Joanna Koroniewska dołączyła do grona absolwentów studiów aktorskich, którzy na uczelni byli potwornie traktowani. Po latach aktorka wspomina przemoc psychiczną, której doświadczyła za sprawą tej samej profesorki łódzkiej filmówki, o której mówiła już Weronika Rosati.

"Na samą myśl o nazwisku Ewa Mirowska robi mi się niedobrze. W imię zahartowania mnie, od razu na początku wybrała mnie sobie za cel i szczerze, była to niekończąca się moja walka z upokorzeniem, wstydem i samymi najgorszymi emocjami" - napisała na Instagramie.

Koroniewska nadal ma w pamięci obraz egzaminu, podczas którego musiała wygłosić monolog na scenie. Wykładowczyni kilkukrotnie jej przerywała, krzycząc na nią i każąc zaczynać od nowa. "Bawiła się chyba tym moim strachem, ewidentnie to lubiła" - ocenia.

Aktorka nie może zapomnieć o sytuacji tuż przed ukończeniem studiów. Przygotowując się do zagrania w spektaklu dyplomowym, mierzyła się też z chorobą nowotworową mamy. Na kilka dni przed ostatnim egzaminem kobieta powoli umierała. Profesorka nie pozwoliła Joannie Koroniewskiej być z matką do końca.

"Siedząc z moją umierającą mamą, bez rodzeństwa, bez oparcia ze strony ojca, zadzwoniłam do pani Mirowskiej, że to ostatnie godziny mojej mamy i bardzo chciałabym móc ją pożegnać. (...) Usłyszałam w słuchawce wzburzony głos mojej profesorki, że absolutnie nie ma takiej możliwości, że muszę wracać mimo, że usilnie tłumaczyłam, że nie mam z kim zostawić mojej mamy. Zostałam wtedy wyzwana od egoistek, że myślę tylko o sobie, a nie o kolegach, którzy potrzebują próby ze mną, po czym rzucona została słuchawka. Kiedy ponownie wybierałam numer, nikt nie odebrał, co było jednoznacznym sygnałem, że nie mam wyboru. I tego najbardziej nie mogę sobie darować" - wspomina.

Koroniewska nie może wybaczyć sobie ani nauczycielce, że zostawiła wtedy matkę i wróciła na próbę spektaklu. "Oczywiście, tego samego dnia, którego wyjechałam na próbę do Łodzi, moja mama umarła. W hospicjum. W samotności" - wyznała.

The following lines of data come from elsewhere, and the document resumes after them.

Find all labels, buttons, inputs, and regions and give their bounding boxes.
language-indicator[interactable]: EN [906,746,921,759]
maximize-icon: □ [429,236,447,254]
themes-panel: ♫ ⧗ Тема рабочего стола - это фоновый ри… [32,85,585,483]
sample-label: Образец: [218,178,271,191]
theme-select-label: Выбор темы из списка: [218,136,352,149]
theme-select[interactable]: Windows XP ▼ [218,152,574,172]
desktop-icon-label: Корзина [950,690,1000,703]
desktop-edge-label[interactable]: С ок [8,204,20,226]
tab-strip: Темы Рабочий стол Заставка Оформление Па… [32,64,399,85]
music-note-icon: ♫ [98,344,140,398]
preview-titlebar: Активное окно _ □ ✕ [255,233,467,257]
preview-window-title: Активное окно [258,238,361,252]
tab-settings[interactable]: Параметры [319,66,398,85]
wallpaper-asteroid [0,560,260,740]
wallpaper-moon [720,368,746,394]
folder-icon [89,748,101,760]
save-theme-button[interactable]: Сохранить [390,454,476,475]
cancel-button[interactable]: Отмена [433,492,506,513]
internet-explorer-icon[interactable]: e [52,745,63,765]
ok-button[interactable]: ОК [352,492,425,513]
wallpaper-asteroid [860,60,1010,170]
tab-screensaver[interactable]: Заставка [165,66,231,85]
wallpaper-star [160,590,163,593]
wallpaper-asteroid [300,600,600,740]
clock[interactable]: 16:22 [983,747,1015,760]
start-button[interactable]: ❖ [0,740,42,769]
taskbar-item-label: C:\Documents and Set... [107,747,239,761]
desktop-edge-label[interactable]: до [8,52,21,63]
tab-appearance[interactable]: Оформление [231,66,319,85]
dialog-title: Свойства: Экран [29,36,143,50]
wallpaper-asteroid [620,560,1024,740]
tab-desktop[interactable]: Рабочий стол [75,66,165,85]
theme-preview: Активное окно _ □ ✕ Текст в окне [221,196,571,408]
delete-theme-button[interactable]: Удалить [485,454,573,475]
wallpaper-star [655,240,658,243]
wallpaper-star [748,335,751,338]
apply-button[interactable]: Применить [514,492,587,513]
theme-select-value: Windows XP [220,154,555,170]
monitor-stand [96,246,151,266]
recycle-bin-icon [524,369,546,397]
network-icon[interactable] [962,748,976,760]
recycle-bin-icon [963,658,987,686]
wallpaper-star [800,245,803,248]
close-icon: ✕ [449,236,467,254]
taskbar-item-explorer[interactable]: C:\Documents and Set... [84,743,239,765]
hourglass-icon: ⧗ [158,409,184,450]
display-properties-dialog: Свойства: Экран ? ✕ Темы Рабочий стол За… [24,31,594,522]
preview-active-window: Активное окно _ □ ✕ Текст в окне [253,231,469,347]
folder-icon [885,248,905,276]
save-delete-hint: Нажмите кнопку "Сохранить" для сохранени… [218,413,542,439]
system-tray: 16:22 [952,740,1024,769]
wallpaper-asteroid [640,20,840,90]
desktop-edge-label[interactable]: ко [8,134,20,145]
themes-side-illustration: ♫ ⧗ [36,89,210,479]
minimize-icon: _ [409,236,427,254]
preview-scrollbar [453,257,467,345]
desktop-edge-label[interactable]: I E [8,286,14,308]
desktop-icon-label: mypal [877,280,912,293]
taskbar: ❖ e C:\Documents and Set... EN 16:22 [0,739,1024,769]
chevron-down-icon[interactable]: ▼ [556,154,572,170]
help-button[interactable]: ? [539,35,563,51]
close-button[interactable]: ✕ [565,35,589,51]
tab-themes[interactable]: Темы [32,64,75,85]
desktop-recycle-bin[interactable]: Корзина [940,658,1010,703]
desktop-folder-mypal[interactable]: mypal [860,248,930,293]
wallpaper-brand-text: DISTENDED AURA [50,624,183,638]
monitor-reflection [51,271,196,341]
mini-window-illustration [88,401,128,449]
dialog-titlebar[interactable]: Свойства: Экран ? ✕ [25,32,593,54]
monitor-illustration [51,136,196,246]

Aktorka twierdzi, że celowo zaplanowano kolejne próby tak, aby zniechęcić ją oraz jej kolegów z roku do uczestnictwa w pogrzebie zmarłej matki setki kilometrów od uczelni. Gwiazda dodała, że podczas studiów na łódzkiej filmówce spotkała też wielu świetnych pedagogów, ale uważa, że i tak ona oraz jej znajomi byli tam niszczeni, łamani psychicznie. Te doświadczenia były dla Joanny Koroniewskiej tak trudne, że dotąd nie zdradziła ich swojemu mężowi Marcinowi Dowborowi.

"Mój mąż mnie zapytał, dlaczego mu nigdy o tym wcześniej w szczegółach nie opowiadałam. Tak właśnie jest z traumami w naszym życiu. Po prostu za wszelką cenę próbujesz o nich zapomnieć" - napisała.

W swoim poście podziękowała też koleżance po fachu Annie Palidze, która jako pierwsza przerwała zmowę milczenia na temat przemocowych zachowań wykładowców łódzkiej filmówki. Obecnie trwa wewnętrzne postępowanie uczelni w tej sprawie. Nowa rektorka Milenia Fiedler przeprosiła studentów i zapowiedziała wyciągniecie konsekwencji wobec oprawców.

Źródło artykułu:WP Film
joanna koroniewskałódzka filmówkatrauma
Wybrane dla Ciebie
Komentarze (155)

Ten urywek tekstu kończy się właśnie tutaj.